The infomercials, replete with beautiful people punching their way to rock-hard bods, were convincing. “Millions of people are losing weight, getting fit and really having fun with Tae Bo!” gushed champion swimmer Dara Torres in one ad. The appeals worked: The company sold more than 500 million videos, created a high-intensity workout empire (Tae Bo isn’t just a workout but a life mantra, the company insists) and inspired countless spinoffs.
Spinning
Looking for a way to train for long-distance cycling races even in bad weather (and to stay home while his wife was pregnant), South African cyclist Johnny Goldberg made his first stationary bike by hand in 1989. After he started teaching classes for handfuls of friends, the phenomenon began to spread, and Goldberg opened the first Spin Centre in Santa Monica in 1990. By the mid-’90s, he’d trademarked the name: spinning.

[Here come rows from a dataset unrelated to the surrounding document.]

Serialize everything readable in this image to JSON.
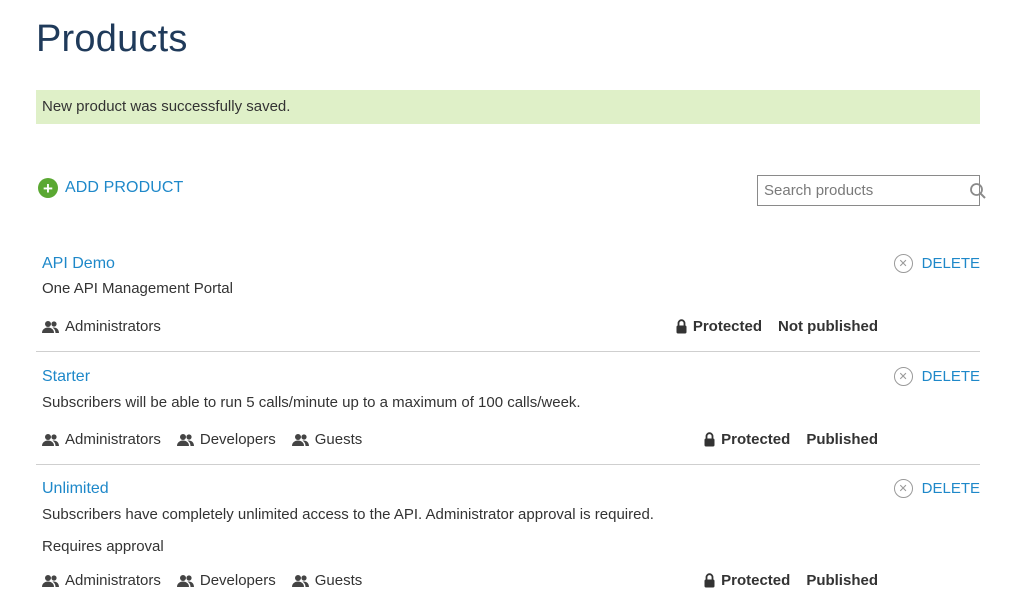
{
  "page": {
    "title": "Products"
  },
  "notice": {
    "text": "New product was successfully saved."
  },
  "toolbar": {
    "add_label": "ADD PRODUCT",
    "add_icon": "plus-circle-icon"
  },
  "search": {
    "placeholder": "Search products",
    "value": ""
  },
  "products": [
    {
      "name": "API Demo",
      "description": "One API Management Portal",
      "approval": "",
      "groups": [
        "Administrators"
      ],
      "protection": "Protected",
      "state": "Not published",
      "delete_label": "DELETE"
    },
    {
      "name": "Starter",
      "description": "Subscribers will be able to run 5 calls/minute up to a maximum of 100 calls/week.",
      "approval": "",
      "groups": [
        "Administrators",
        "Developers",
        "Guests"
      ],
      "protection": "Protected",
      "state": "Published",
      "delete_label": "DELETE"
    },
    {
      "name": "Unlimited",
      "description": "Subscribers have completely unlimited access to the API. Administrator approval is required.",
      "approval": "Requires approval",
      "groups": [
        "Administrators",
        "Developers",
        "Guests"
      ],
      "protection": "Protected",
      "state": "Published",
      "delete_label": "DELETE"
    }
  ],
  "colors": {
    "link": "#1e88c9",
    "title": "#1f3a5a",
    "success_bg": "#dff0c8",
    "add_icon": "#5aa832"
  }
}
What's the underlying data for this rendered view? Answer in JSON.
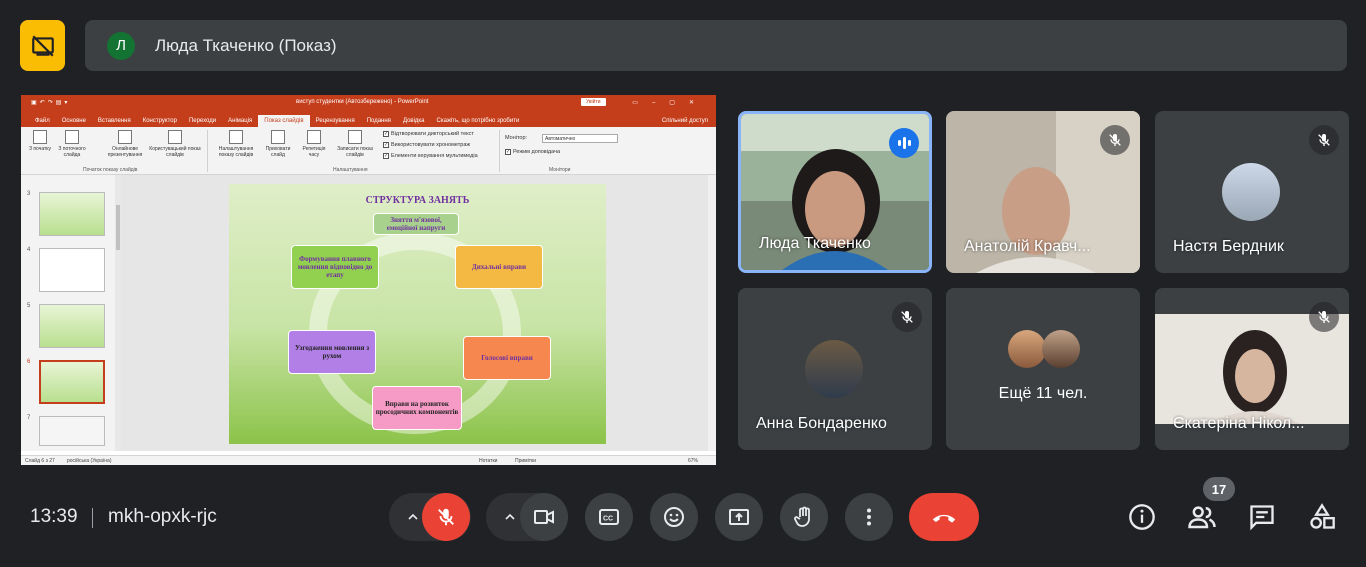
{
  "header": {
    "presenter_initial": "Л",
    "presenter_label": "Люда Ткаченко (Показ)"
  },
  "shared_screen": {
    "app_title": "виступ студентки (Автозбережено) - PowerPoint",
    "sign_in": "Увійти",
    "tabs": [
      "Файл",
      "Основне",
      "Вставлення",
      "Конструктор",
      "Переходи",
      "Анімація",
      "Показ слайдів",
      "Рецензування",
      "Подання",
      "Довідка",
      "Скажіть, що потрібно зробити"
    ],
    "active_tab": "Показ слайдів",
    "share": "Спільний доступ",
    "ribbon": {
      "from_start": "З початку",
      "from_current": "З поточного слайда",
      "online": "Онлайнове презентування",
      "custom": "Користувацький показ слайдів",
      "setup": "Налаштування показу слайдів",
      "hide": "Приховати слайд",
      "rehearse": "Репетиція часу",
      "record": "Записати показ слайдів",
      "group_start": "Початок показу слайдів",
      "group_setup": "Налаштування",
      "group_monitors": "Монітори",
      "chk_narration": "Відтворювати дикторський текст",
      "chk_timings": "Використовувати хронометраж",
      "chk_media": "Елементи керування мультимедіа",
      "monitor_label": "Монітор:",
      "monitor_value": "Автоматично",
      "presenter_view": "Режим доповідача"
    },
    "thumb_numbers": [
      "3",
      "4",
      "5",
      "6",
      "7"
    ],
    "slide": {
      "title": "СТРУКТУРА ЗАНЯТЬ",
      "box_top": "Зняття м'язової, емоційної напруги",
      "box_left_top": "Формування плавного мовлення відповідно до етапу",
      "box_right_top": "Дихальні вправи",
      "box_left_bottom": "Узгодження мовлення з рухом",
      "box_right_bottom": "Голосові вправи",
      "box_bottom": "Вправи на розвиток просодичних компонентів"
    },
    "status": {
      "slide_of": "Слайд 6 з 27",
      "language": "російська (Україна)",
      "notes": "Нотатки",
      "comments": "Примітки",
      "zoom": "67%"
    }
  },
  "participants": [
    {
      "name": "Люда Ткаченко"
    },
    {
      "name": "Анатолій Кравч..."
    },
    {
      "name": "Настя Бердник"
    },
    {
      "name": "Анна Бондаренко"
    },
    {
      "name": "Ещё 11 чел."
    },
    {
      "name": "Єкатеріна Нікол..."
    }
  ],
  "footer": {
    "time": "13:39",
    "meeting_code": "mkh-opxk-rjc",
    "participant_count": "17"
  },
  "colors": {
    "background": "#202124",
    "tile": "#3c4043",
    "present_button": "#fbbc04",
    "danger": "#ea4335",
    "accent": "#8ab4f8",
    "powerpoint": "#c43e1c"
  },
  "icons": [
    "present-off-icon",
    "mic-off-icon",
    "speaking-icon",
    "camera-icon",
    "captions-icon",
    "emoji-icon",
    "present-screen-icon",
    "raise-hand-icon",
    "more-vert-icon",
    "end-call-icon",
    "info-icon",
    "people-icon",
    "chat-icon",
    "activities-icon",
    "chevron-up-icon"
  ]
}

As with all popular fitness trends, others were eager to build on his success. Take a stationary bike, add soft candlelight and energetic beats, and you have SoulCycle, a chain of boutique exercise studios that have rapidly spread from California to cities across the East Coast. Like yoga and Pilates, SoulCycle embraces the idea of exercise as a form of self-care; this is about not only getting your body fit but balancing your mind and soul, too. Hence the promise of an “inspirational, meditative fitness experience.” The studios have lured thousands of devotees who are willing to fork over upwards of $34 per 45-minute class.
CrossFit
This isn’t your typical workout. It’s both competitive and communal, and it’s intense. Instructors at CrossFit locations (or “boxes”) use whiteboards and timers to keep track of their clients’ performances. The regimen emphasizes whole-body fitness and general preparedness (so you’re ready when your cat gets stuck in a tree, or your kid gets stuck under a car, or the apocalypse comes, etc.) rather than specializing in one particular discipline. To accomplish this, the CrossFit method involves a mix of gymnastics, weight lifting, pull-ups and calisthenics. Also, loud grunting.

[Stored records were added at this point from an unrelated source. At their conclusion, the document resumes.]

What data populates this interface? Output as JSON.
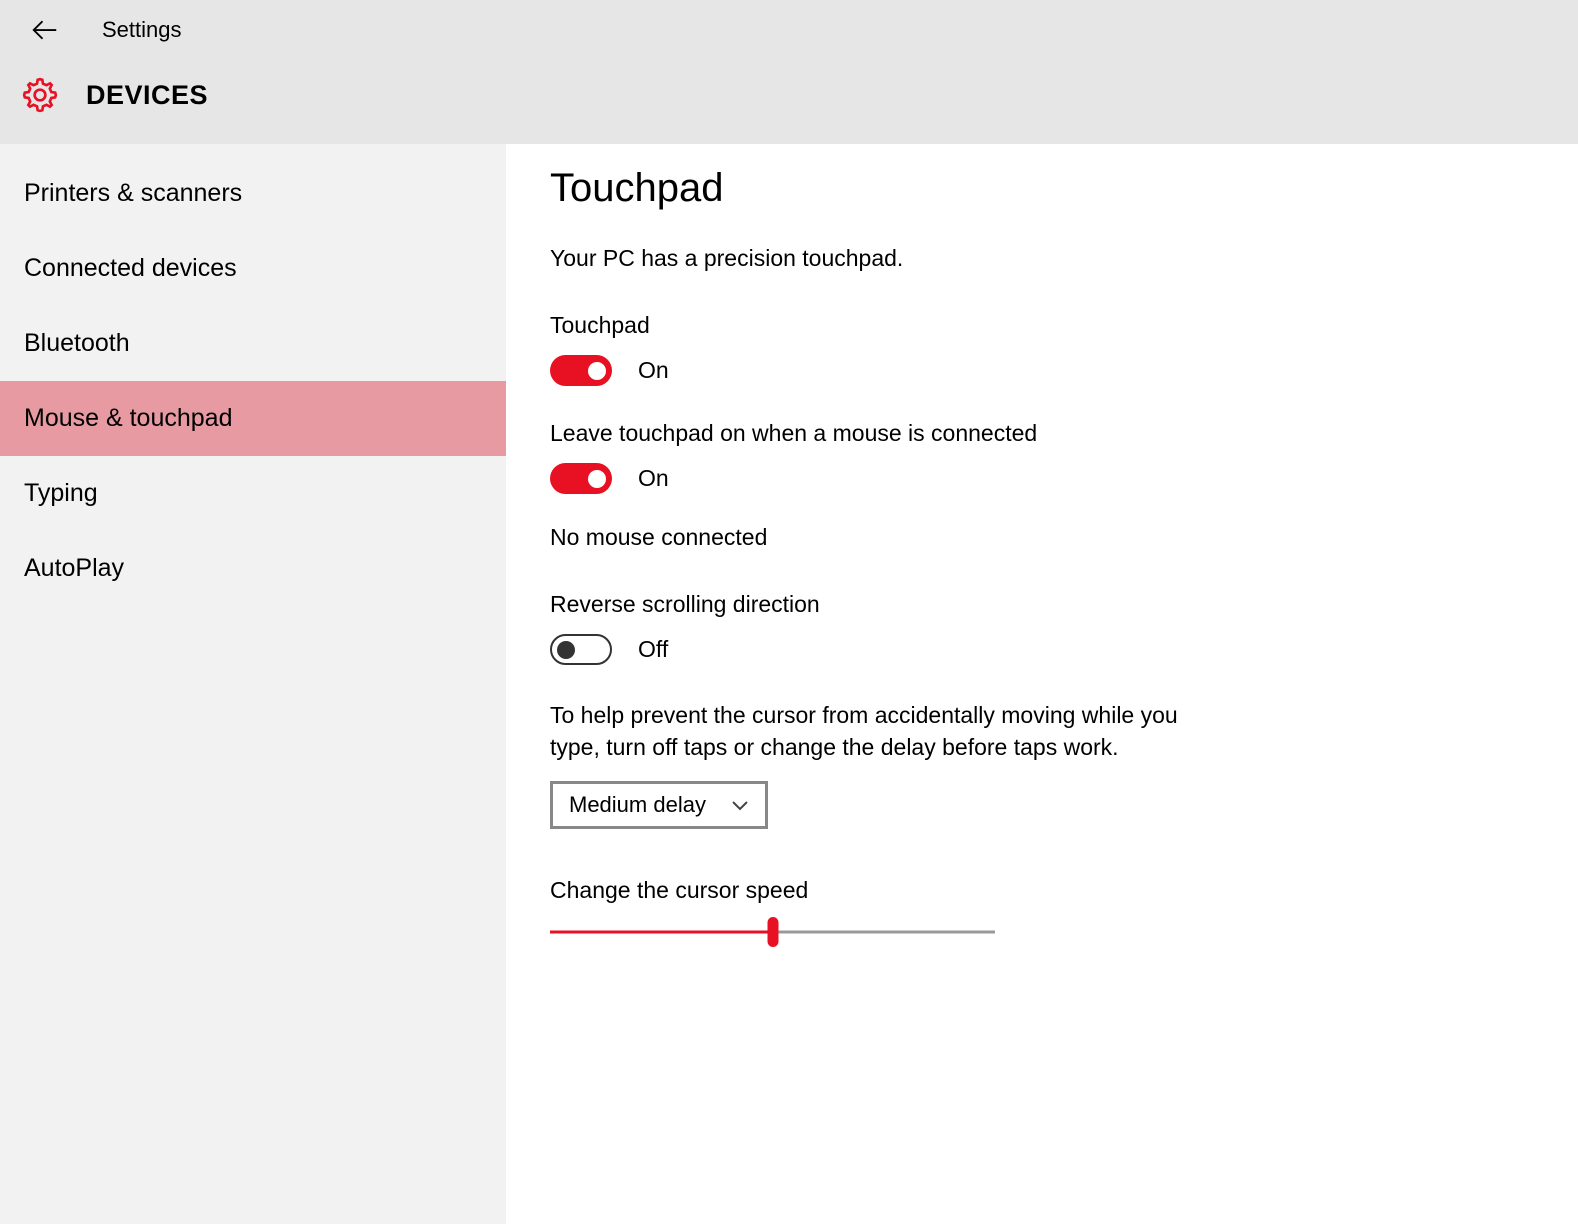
{
  "accent": "#e81123",
  "selected_bg": "#e79aa2",
  "header": {
    "app_title": "Settings",
    "category": "DEVICES"
  },
  "sidebar": {
    "items": [
      {
        "label": "Printers & scanners",
        "selected": false
      },
      {
        "label": "Connected devices",
        "selected": false
      },
      {
        "label": "Bluetooth",
        "selected": false
      },
      {
        "label": "Mouse & touchpad",
        "selected": true
      },
      {
        "label": "Typing",
        "selected": false
      },
      {
        "label": "AutoPlay",
        "selected": false
      }
    ]
  },
  "content": {
    "heading": "Touchpad",
    "intro": "Your PC has a precision touchpad.",
    "toggles": {
      "touchpad": {
        "label": "Touchpad",
        "state_label": "On",
        "on": true
      },
      "leave_on_mouse": {
        "label": "Leave touchpad on when a mouse is connected",
        "state_label": "On",
        "on": true
      },
      "mouse_status": "No mouse connected",
      "reverse_scroll": {
        "label": "Reverse scrolling direction",
        "state_label": "Off",
        "on": false
      }
    },
    "tap_delay": {
      "help": "To help prevent the cursor from accidentally moving while you type, turn off taps or change the delay before taps work.",
      "selected": "Medium delay"
    },
    "cursor_speed": {
      "label": "Change the cursor speed",
      "value_percent": 50
    }
  }
}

To make complicated exercise combos more manageable, they’re assigned female names: Elizabeth, Fran, Kelly, etc. “The Girls,” as they’re known, aren’t especially friendly. “Cindy,” for instance, is code for five pull-ups, 10 push-ups and 15 squats – as many rounds as you can handle in a set amount of time.
More than any other fad out there, CrossFit – which launched in Seattle in 2000 and has since spread to thousands of locations around the world – elicits strong reactions. People tend to love it or hate it. Detractors say the exercises are dangerous and the community is vaguely cultish. Die-hards laud CrossFit as life-changing, offering a great workout and a meaningful sense of community.

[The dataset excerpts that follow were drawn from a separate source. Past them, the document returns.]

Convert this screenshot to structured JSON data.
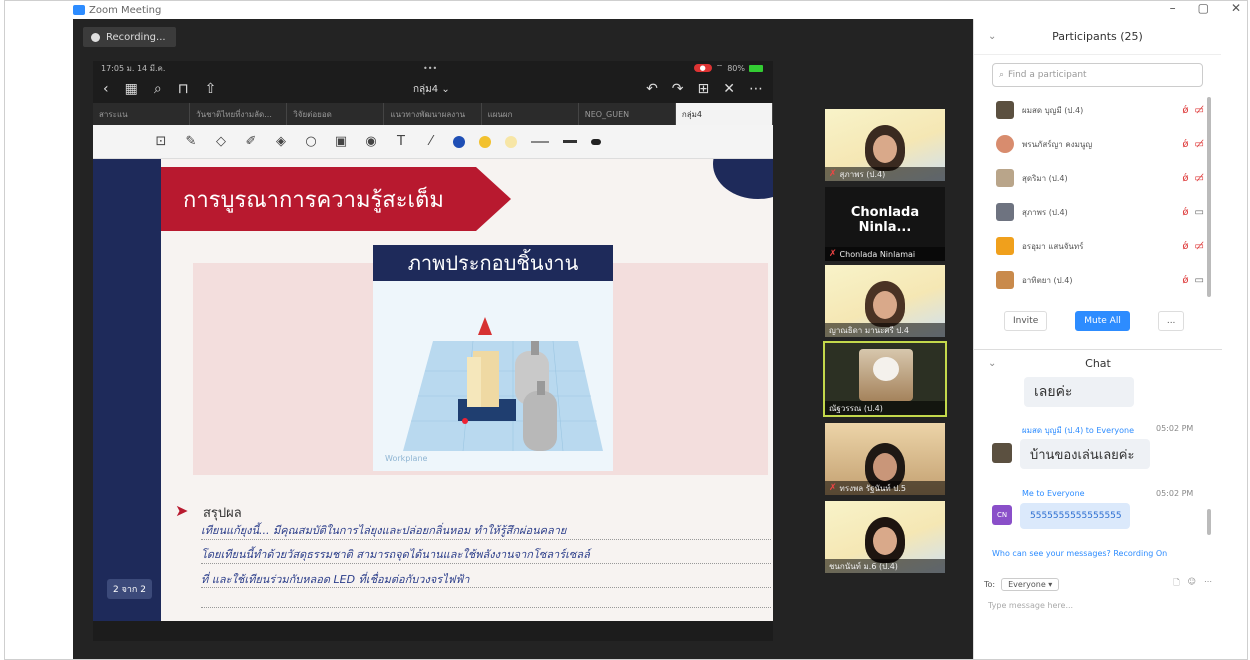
{
  "window": {
    "title": "Zoom Meeting",
    "controls": [
      "–",
      "▢",
      "✕"
    ]
  },
  "recording": {
    "label": "Recording..."
  },
  "ipad": {
    "status_time": "17:05",
    "status_date": "ม. 14 มี.ค.",
    "dots": "•••",
    "battery": "80%",
    "doc_title": "กลุ่ม4 ⌄",
    "tabs": [
      "สาระแน",
      "วันชาติไทยที่งามลัด...",
      "วิจัยต่อยอด",
      "แนวทางพัฒนาผลงาน",
      "แผนผก",
      "NEO_GUEN",
      "กลุ่ม4"
    ],
    "page_badge": "2 จาก 2"
  },
  "slide": {
    "banner": "การบูรณาการความรู้สะเต็ม",
    "image_title": "ภาพประกอบชิ้นงาน",
    "workplane": "Workplane",
    "conclusion_label": "สรุปผล",
    "handwriting": [
      "เทียนแก้ยุงนี้... มีคุณสมบัติในการไล่ยุงและปล่อยกลิ่นหอม ทำให้รู้สึกผ่อนคลาย",
      "โดยเทียนนี้ทำด้วยวัสดุธรรมชาติ สามารถจุดได้นานและใช้พลังงานจากโซลาร์เซลล์",
      "ที่ และใช้เทียนร่วมกับหลอด LED ที่เชื่อมต่อกับวงจรไฟฟ้า"
    ]
  },
  "videos": [
    {
      "name": "สุภาพร (ป.4)",
      "kind": "face"
    },
    {
      "name": "Chonlada Ninlamai",
      "display": "Chonlada  Ninla...",
      "kind": "name"
    },
    {
      "name": "ญาณธิดา มานะศรี ป.4",
      "kind": "face"
    },
    {
      "name": "ณัฐวรรณ (ป.4)",
      "kind": "dog"
    },
    {
      "name": "ทรงพล รัฐนันท์ ป.5",
      "kind": "face2"
    },
    {
      "name": "ชนกนันท์ ม.6 (ป.4)",
      "kind": "face"
    }
  ],
  "participants": {
    "header": "Participants (25)",
    "search_placeholder": "Find a participant",
    "items": [
      {
        "name": "ผมสด บุญมี (ป.4)",
        "cam_on": false
      },
      {
        "name": "พรนภัสร์ญา คงมนูญ",
        "cam_on": false
      },
      {
        "name": "สุดริมา (ป.4)",
        "cam_on": false
      },
      {
        "name": "สุภาพร (ป.4)",
        "cam_on": true
      },
      {
        "name": "อรอุมา แสนจันทร์",
        "cam_on": false
      },
      {
        "name": "อาทิตยา (ป.4)",
        "cam_on": true
      }
    ],
    "invite": "Invite",
    "mute_all": "Mute All",
    "more": "..."
  },
  "chat": {
    "header": "Chat",
    "messages": [
      {
        "text": "เลยค่ะ"
      },
      {
        "meta": "ผมสด บุญมี (ป.4) to Everyone",
        "time": "05:02 PM",
        "text": "บ้านของเล่นเลยค่ะ"
      },
      {
        "meta": "Me to Everyone",
        "time": "05:02 PM",
        "text": "5555555555555555",
        "avatar": "CN"
      }
    ],
    "who_can_see": "Who can see your messages? Recording On",
    "to_label": "To:",
    "to_value": "Everyone ▾",
    "input_placeholder": "Type message here..."
  }
}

Founder Greg Glassman knows it may not be for everyone. “It can kill you,” he told the New York Times in 2005. “I’ve always been completely honest about that.”
(Hula-Hoop, anyone?)
Wearable activity trackers
First came the modern pedometer, those clunky clip-on devices that counted steps and not much else. By the late ’90s and early aughts, they were the sort of low-cost perk that companies loved to distribute to employees during annual fitness challenges. But these rudimentary devices laid the groundwork for the sophisticated step-counters that followed: In 2009, the Fitbit broke into new territory with the goal to “change the way we move” – mainly by making us acutely aware of how little we move.